Why cautious savers become reckless investors
Translated from Chinese, summarized and contextualized by DistantNews.
At a glance
- Many people are extremely cautious with money in daily life but change their financial views drastically when investing in the stock market.
- This behavior is explained by the psychological concept of "mental accounting," where money is categorized based on its source and intended use.
- People tend to be more risk-averse with salary earnings, viewing them as essential, while treating investment profits as "extra" and thus more disposable.
While many individuals meticulously budget and save every penny in their daily lives, their financial discipline can evaporate once they enter the volatile world of the stock market. This stark contrast in behavior is not simply a matter of personality but is rooted in a psychological phenomenon known as "mental accounting."
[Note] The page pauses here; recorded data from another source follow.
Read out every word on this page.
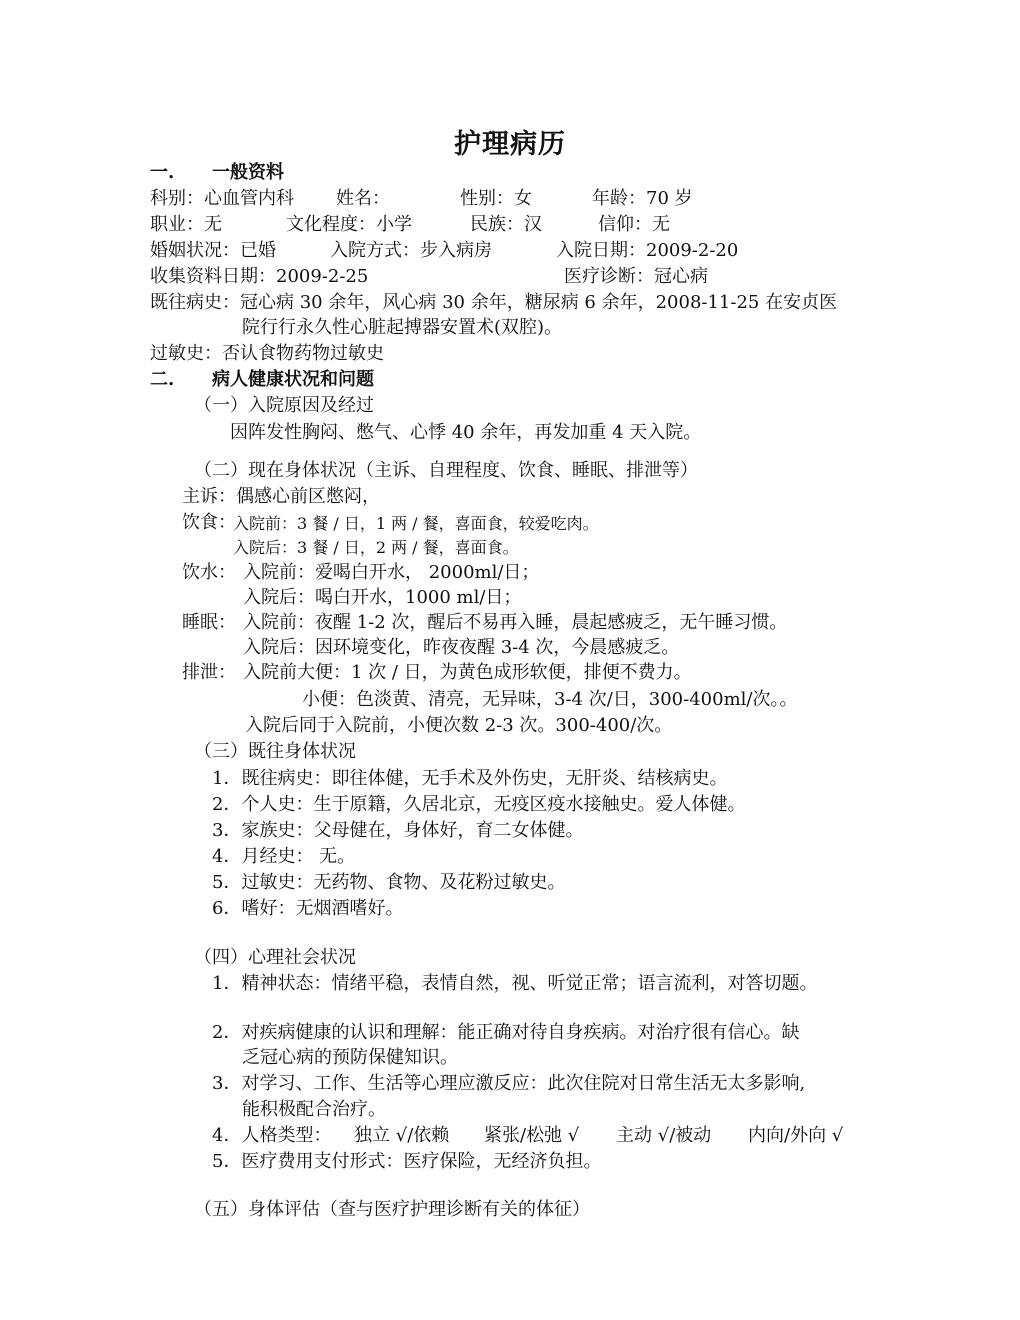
护理病历
一. 一般资料
科别：心血管内科 姓名：	性别：女	年龄：70 岁
职业：无	文化程度：小学	民族：汉	信仰：无
婚姻状况：已婚	入院方式：步入病房	入院日期：2009-2-20
收集资料日期：2009-2-25	医疗诊断：冠心病
既往病史：冠心病 30 余年，风心病 30 余年，糖尿病 6 余年，2008-11-25 在安贞医
院行行永久性心脏起搏器安置术(双腔)。
过敏史：否认食物药物过敏史
二. 病人健康状况和问题
（一）入院原因及经过
因阵发性胸闷、憋气、心悸 40 余年，再发加重 4 天入院。
（二）现在身体状况（主诉、自理程度、饮食、睡眠、排泄等）
主诉：偶感心前区憋闷，
饮食：
入院前：3 餐 / 日，1 两 / 餐，喜面食，较爱吃肉。
入院后：3 餐 / 日，2 两 / 餐，喜面食。
饮水： 入院前：爱喝白开水， 2000ml/日；
入院后：喝白开水，1000 ml/日；
睡眠： 入院前：夜醒 1-2 次，醒后不易再入睡，晨起感疲乏，无午睡习惯。
入院后：因环境变化，昨夜夜醒 3-4 次，今晨感疲乏。
排泄： 入院前大便：1 次 / 日，为黄色成形软便，排便不费力。
小便：色淡黄、清亮，无异味，3-4 次/日，300-400ml/次。。
入院后同于入院前，小便次数 2-3 次。300-400/次。
（三）既往身体状况
1．既往病史：即往体健，无手术及外伤史，无肝炎、结核病史。
2．个人史：生于原籍，久居北京，无疫区疫水接触史。爱人体健。
3．家族史：父母健在，身体好，育二女体健。
4．月经史： 无。
5．过敏史：无药物、食物、及花粉过敏史。
6．嗜好：无烟酒嗜好。
（四）心理社会状况
1．精神状态：情绪平稳，表情自然，视、听觉正常；语言流利，对答切题。
2．对疾病健康的认识和理解：能正确对待自身疾病。对治疗很有信心。缺
乏冠心病的预防保健知识。
3．对学习、工作、生活等心理应激反应：此次住院对日常生活无太多影响,
能积极配合治疗。
4．人格类型： 独立 √/依赖 紧张/松弛 √ 主动 √/被动 内向/外向 √
5．医疗费用支付形式：医疗保险，无经济负担。
（五）身体评估（查与医疗护理诊断有关的体征）
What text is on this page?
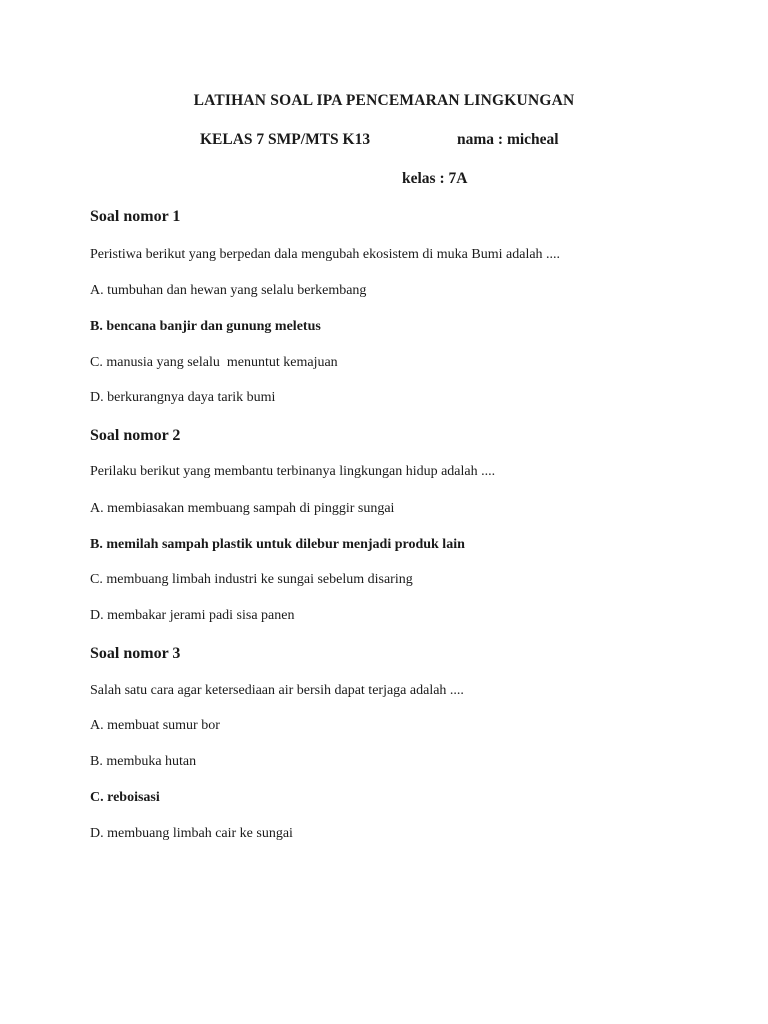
LATIHAN SOAL IPA PENCEMARAN LINGKUNGAN
KELAS 7 SMP/MTS K13	nama : micheal
kelas : 7A
Soal nomor 1
Peristiwa berikut yang berpedan dala mengubah ekosistem di muka Bumi adalah ....
A. tumbuhan dan hewan yang selalu berkembang
B. bencana banjir dan gunung meletus
C. manusia yang selalu  menuntut kemajuan
D. berkurangnya daya tarik bumi
Soal nomor 2
Perilaku berikut yang membantu terbinanya lingkungan hidup adalah ....
A. membiasakan membuang sampah di pinggir sungai
B. memilah sampah plastik untuk dilebur menjadi produk lain
C. membuang limbah industri ke sungai sebelum disaring
D. membakar jerami padi sisa panen
Soal nomor 3
Salah satu cara agar ketersediaan air bersih dapat terjaga adalah ....
A. membuat sumur bor
B. membuka hutan
C. reboisasi
D. membuang limbah cair ke sungai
Behavioral economics suggests that people mentally categorize money based on its origin and purpose. For instance, someone might agonize over spending a few thousand won on delivery fees but readily invest short-term gains into high-risk stocks, potentially leading to significant losses. This happens because money earned through salary is often perceived as precious, directly tied to rent, bills, and loans, thus demanding careful handling.
Conversely, profits from investments are frequently viewed as "extra income" or "found money." This psychological framing makes individuals more willing to take on greater risks with these funds. The digital nature of stock trading further exacerbates this, as the abstract representation of gains and losses on a screen can diminish the perceived reality of financial fluctuations, making significant paper losses easier to disregard.
Experts argue that this mental segmentation of money can lead to unbalanced investment strategies, including premature profit-taking, holding onto losing positions too long, and reinvesting profits into excessively risky ventures. To counter this, behavioral economists recommend adopting an "asset integration" mindset, treating all wealth, whether from salary or investments, as a unified whole. Some suggest periodically transferring investment profits to a regular bank account to reintroduce a sense of tangible value and curb excessive trading.